A Shared Resource for Building Polymer-Based Microelectrode Arrays as Neural Interfaces

Abstract

Chronic functionality of neural interfaces (NI) is hampered by the physiological response to foreign objects, in part due to the mismatch of mechanical properties between soft neural tissue and the rigid materials used in interface construction. Polymer-based NIs have emerged as a key new technology in the pursuit of chronically stable neural recording and stimulation, but most polymer NIs are bespoke devices developed as part of specific research missions; many researchers do not have access to polymer-based NIs technology and among those who do there is a severe lack of standardization in material, construction, packaging, and testing, leading to a lack of repeatability among datasets.
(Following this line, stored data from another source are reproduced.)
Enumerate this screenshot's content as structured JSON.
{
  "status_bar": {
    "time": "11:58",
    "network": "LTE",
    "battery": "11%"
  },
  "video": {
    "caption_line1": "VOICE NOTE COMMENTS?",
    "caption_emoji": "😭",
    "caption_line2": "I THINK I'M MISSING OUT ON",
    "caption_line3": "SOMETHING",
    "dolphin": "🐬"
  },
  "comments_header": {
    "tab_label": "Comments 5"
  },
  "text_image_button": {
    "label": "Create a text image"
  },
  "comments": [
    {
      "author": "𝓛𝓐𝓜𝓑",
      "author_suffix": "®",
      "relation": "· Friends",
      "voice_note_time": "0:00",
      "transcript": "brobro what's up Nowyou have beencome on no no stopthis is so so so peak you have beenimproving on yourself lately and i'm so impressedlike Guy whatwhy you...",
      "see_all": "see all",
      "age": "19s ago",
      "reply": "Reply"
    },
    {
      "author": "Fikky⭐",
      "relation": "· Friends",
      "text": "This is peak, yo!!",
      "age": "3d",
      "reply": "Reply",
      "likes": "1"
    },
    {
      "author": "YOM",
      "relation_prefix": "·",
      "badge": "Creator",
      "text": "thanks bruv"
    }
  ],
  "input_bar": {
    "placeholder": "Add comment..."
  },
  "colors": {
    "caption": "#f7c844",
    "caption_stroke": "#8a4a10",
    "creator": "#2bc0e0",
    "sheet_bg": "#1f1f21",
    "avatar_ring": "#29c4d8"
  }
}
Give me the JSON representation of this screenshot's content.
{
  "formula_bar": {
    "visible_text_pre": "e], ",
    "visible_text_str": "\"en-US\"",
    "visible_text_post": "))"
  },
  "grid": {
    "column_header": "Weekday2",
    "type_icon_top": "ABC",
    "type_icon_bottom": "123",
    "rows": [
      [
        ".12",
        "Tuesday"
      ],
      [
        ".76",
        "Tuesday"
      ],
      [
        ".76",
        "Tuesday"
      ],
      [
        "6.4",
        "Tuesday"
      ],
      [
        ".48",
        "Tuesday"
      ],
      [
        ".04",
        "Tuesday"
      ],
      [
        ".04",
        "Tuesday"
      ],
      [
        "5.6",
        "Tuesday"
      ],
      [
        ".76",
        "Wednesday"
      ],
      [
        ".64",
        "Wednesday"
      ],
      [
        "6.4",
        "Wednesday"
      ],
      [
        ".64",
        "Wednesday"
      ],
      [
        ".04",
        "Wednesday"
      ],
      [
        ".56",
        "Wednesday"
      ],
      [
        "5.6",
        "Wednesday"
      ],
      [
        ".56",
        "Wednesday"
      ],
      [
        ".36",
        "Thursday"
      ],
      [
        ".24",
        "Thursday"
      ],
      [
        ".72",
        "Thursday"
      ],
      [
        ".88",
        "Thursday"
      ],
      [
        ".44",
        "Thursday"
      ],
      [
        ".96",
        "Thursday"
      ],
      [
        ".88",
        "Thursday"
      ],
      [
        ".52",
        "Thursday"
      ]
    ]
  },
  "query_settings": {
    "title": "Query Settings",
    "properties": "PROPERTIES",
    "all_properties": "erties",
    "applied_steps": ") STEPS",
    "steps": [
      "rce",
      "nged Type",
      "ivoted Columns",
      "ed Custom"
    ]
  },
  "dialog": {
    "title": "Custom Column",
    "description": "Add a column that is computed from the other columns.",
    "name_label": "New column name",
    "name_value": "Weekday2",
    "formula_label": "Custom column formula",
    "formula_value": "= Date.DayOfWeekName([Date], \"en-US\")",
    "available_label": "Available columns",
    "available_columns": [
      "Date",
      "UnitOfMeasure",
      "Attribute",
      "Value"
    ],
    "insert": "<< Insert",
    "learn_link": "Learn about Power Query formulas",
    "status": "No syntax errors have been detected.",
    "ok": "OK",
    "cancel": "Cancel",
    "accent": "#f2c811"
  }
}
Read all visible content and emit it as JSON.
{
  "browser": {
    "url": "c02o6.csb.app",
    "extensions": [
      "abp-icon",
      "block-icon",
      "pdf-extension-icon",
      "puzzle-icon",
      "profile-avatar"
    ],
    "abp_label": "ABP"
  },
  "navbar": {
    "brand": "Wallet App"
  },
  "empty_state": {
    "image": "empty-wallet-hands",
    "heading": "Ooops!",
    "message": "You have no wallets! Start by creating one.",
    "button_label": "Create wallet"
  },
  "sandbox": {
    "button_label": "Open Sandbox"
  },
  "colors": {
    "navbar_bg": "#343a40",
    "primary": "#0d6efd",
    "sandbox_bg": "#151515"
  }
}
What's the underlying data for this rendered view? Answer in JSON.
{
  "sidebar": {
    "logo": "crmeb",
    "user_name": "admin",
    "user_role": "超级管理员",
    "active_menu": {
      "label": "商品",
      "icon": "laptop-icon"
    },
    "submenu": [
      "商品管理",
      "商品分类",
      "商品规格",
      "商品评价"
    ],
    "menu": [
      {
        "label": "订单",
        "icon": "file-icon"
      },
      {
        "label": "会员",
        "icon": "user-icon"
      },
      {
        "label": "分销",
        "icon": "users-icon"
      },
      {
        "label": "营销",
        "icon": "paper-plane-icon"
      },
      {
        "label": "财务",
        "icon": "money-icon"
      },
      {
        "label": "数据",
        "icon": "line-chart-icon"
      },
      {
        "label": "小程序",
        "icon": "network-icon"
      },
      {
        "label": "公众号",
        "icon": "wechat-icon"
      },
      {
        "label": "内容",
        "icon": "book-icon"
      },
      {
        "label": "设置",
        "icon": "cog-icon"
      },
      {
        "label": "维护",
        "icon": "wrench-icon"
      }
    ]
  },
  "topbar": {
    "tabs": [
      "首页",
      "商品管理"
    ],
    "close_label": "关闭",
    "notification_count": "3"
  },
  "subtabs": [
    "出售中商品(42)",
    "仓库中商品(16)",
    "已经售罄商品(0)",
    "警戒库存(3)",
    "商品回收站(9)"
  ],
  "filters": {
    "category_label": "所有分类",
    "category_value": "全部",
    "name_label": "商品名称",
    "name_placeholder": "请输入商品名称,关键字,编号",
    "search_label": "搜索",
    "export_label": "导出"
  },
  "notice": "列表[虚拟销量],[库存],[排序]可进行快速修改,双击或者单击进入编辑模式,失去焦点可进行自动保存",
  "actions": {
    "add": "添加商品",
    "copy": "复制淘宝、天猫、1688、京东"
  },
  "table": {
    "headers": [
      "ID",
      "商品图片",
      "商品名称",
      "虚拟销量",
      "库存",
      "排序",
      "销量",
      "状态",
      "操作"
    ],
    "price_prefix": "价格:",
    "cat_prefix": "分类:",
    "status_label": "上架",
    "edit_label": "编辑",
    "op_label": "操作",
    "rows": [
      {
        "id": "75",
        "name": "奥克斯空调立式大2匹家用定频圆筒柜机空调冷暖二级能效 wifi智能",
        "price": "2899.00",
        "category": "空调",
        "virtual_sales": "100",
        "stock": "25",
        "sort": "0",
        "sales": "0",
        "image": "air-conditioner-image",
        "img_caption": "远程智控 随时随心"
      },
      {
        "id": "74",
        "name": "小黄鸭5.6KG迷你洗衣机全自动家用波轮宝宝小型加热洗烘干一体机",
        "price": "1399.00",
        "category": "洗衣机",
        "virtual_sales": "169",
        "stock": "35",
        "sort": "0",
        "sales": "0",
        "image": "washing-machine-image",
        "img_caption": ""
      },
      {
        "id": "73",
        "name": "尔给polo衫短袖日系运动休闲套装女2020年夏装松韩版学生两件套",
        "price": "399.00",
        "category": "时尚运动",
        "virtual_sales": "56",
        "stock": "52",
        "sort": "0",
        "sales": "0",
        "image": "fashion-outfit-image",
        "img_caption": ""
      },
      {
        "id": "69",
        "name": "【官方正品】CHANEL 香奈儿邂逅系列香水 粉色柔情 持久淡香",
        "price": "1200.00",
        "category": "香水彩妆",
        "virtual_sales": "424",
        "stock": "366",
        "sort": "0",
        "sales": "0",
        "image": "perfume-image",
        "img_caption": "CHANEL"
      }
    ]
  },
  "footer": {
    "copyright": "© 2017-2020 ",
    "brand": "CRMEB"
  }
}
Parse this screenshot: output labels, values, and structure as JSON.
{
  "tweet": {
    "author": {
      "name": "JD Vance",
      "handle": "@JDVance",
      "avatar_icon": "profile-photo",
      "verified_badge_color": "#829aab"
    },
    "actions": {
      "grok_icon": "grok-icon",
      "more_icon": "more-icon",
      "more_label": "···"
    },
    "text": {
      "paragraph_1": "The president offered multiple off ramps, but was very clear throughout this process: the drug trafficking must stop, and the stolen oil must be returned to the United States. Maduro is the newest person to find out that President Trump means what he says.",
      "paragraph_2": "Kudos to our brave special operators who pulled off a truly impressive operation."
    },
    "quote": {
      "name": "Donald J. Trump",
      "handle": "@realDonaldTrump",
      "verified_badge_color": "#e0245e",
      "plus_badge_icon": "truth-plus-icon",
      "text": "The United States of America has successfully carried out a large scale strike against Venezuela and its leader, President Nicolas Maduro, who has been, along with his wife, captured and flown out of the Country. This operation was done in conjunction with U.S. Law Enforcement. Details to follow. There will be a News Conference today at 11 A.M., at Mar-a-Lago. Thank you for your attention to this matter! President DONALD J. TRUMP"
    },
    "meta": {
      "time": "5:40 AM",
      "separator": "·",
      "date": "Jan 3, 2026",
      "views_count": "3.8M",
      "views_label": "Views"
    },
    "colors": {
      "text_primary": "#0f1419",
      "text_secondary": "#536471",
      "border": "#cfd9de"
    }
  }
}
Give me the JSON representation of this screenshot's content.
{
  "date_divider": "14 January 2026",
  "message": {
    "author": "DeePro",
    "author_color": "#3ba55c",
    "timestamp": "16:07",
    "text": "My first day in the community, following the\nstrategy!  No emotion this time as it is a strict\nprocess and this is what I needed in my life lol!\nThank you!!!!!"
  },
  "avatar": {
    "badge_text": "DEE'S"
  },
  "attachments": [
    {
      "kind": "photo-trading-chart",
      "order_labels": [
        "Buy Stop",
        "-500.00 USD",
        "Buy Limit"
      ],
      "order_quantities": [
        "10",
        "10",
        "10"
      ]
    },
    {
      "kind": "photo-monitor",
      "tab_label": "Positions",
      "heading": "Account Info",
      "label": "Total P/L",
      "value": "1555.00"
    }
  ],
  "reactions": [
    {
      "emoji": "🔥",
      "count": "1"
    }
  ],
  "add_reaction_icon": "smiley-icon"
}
Here we present the Polymer Implantable Electrode (PIE) Foundry, a shared-resource for fabricating and disseminating standardized polymer-based microelectrode arrays for use in NIs. The model is based on the successful shared prototyping concept developed for the field of semiconductor research. Professional staff, supported by the BRAIN Initiative funding and operating in cleanroom space provided by the University of Southern California, offer design, fabrication, packaging, and testing of polymer-based microelectrode arrays as a free service to academic and non-profit research groups. The core enabling technology is a standardized set of micromachining protocols applied to the biocompatible, thin-film polymer Parylene C. By leveraging this method, we produce microelectrode arrays of varied size, shape, channel count, and application, disseminating hundreds of arrays to 18+ research groups in our first three years of operation. By standardizing materials, fabrication, and packaging, we create repeatable and comparable devices and have built a library of shareable designs. Channel counts range from 2 to 64, electrode sizes range from 15 μm diameter to 1 mm, designs include penetrating neural probes, spinal paddle electrodes, surface arrays for electroencephalography, and peripheral nerve cuffs for recording and stimulation, animal models include songbird, mouse, rat, cat, and sheep. Here we present details of our organizational structure, fabrication and packaging methods, representative examples of ex vivo and in vivo electrode performance, and key results from the first three years of Foundry operation.